In our postmodern late stage capital world, of course, the question of community becomes problematic in and of itself. In the institutional settings of Child and Youth Care work, who calls us – the government, the agency, the church, the non-profit funding group? Under the older ways it would need to be the youth and families, but how many of us can claim to have been selected in such a fashion. Even if we were given “spiritual” mandate what kind of spiritual consensus would we draw upon to found our practice. We often refer to the rubric of “holism” to promote or defend the introduction of the spiritual into Child and Youth Care practice. We say that the spiritual is as important a dimension as the psychological. In doing so, we claim a certain ideological innocence, as though either psychology or the “spiritual” were neutral political categories.

Without belaboring the point, let us remember that both psychology and the church have a deep history complicit in the horrors of past two hundred years. The introduction of any set of religious beliefs by staff into an institutional setting holds a particular force when that setting holds access to food, shelter, work, safety and relationship. There are no neutral religious or spiritual beliefs politically within the world of post-modern, post-colonial capitalism. Across the globe religious and spiritual beliefs are at war in the most literal sense. Do we imagine that we can remain pure and untouched in our own distribution of spiritual belief, dogma and text?

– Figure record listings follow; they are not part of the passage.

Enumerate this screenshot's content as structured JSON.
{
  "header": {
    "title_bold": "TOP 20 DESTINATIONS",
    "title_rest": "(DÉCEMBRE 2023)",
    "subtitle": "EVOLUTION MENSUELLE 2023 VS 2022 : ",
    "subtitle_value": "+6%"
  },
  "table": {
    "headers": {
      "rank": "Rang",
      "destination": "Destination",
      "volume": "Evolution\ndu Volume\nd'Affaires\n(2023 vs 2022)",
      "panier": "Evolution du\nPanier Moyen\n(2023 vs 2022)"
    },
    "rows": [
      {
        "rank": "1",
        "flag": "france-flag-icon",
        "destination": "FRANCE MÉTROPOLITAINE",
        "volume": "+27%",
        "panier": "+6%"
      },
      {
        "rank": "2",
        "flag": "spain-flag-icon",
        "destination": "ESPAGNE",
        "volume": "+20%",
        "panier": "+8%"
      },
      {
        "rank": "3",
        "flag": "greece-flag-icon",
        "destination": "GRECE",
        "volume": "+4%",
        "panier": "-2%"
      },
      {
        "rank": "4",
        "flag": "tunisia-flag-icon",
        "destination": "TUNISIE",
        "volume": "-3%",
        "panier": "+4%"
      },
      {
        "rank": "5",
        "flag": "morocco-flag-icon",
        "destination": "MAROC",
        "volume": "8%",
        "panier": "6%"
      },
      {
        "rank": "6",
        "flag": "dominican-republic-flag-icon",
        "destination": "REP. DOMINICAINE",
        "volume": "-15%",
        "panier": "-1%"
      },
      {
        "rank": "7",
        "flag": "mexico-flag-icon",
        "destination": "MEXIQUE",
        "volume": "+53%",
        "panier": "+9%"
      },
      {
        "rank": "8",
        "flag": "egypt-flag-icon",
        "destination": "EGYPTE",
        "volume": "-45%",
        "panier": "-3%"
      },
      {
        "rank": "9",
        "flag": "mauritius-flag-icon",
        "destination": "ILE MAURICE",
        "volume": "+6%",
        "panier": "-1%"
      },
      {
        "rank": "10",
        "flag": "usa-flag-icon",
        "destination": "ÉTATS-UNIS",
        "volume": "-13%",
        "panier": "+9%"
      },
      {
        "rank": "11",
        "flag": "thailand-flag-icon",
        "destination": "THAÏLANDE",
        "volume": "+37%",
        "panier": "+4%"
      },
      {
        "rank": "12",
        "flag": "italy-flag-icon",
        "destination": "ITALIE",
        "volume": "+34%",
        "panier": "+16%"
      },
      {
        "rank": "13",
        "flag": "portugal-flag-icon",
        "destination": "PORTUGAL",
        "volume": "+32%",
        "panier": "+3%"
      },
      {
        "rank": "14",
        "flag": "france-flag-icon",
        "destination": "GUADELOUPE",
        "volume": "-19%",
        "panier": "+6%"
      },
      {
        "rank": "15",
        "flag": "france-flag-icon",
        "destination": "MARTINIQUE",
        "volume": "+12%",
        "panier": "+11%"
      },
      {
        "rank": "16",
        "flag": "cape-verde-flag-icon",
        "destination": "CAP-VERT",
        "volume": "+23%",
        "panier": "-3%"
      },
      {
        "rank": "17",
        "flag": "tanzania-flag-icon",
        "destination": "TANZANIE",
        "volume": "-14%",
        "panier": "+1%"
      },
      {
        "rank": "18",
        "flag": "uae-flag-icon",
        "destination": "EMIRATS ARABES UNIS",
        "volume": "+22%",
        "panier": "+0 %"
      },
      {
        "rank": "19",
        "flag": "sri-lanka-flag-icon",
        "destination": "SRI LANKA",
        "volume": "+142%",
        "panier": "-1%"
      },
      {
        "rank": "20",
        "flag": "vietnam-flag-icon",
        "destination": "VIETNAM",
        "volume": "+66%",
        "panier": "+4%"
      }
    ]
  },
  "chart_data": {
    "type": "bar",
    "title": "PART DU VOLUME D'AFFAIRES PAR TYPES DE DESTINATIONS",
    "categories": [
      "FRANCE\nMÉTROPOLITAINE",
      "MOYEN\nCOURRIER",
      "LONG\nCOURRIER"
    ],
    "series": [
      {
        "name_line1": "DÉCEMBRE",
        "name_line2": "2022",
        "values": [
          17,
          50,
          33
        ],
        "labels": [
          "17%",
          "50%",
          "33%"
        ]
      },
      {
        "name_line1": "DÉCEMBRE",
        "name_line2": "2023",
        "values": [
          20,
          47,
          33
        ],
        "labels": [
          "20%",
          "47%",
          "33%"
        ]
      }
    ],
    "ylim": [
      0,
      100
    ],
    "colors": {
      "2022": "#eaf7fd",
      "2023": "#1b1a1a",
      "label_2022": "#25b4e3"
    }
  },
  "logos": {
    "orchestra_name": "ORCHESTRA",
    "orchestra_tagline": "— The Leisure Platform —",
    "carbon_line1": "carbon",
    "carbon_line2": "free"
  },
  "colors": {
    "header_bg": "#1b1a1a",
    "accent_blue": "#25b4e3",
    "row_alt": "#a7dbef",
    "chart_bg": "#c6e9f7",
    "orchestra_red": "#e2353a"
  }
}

Finally, like psychology, Marxism, neo-liberalism, medicine, biology or any other set of descriptions of how the world functions, spirituality holds a double function. It can either open the door to an increase in the free expression of the capacities of life or it can serve the interest of the dominant state or economic apparatuses of capture available in any historic moment. In introducing the long personal narrative about psychedelic drugs which began this piece, I am suggesting that we are not serious about real open exploration of the depths of possible spiritual experience in our programs including the use of such things as psycho-active drugs, sacred sexual practices, orgiastic meditations, life threatening fasts, or body mortification to name but a few traditional “spiritual” practices and disciplines. Indeed, I would suggest that we would be arrested, shut down and publicly exorcized for even suggesting such new program ideas.

Instead I would suggest we have a tamer spirituality in mind; a more middle class spirituality – perhaps a return to some pluralistic Habermasian equivalent of religious tolerance in our programming within which the church can once again find its role alongside psychology in disciplining the postmodern excesses of our children. On the other hand, perhaps I am mistaken and there are still spiritual revolutionaries among us who wish to explore the capacities of that force we call life in all its mad edges and open frontiers. While this is no longer my work, I would be very interested to see what they might get done and what the costs will be.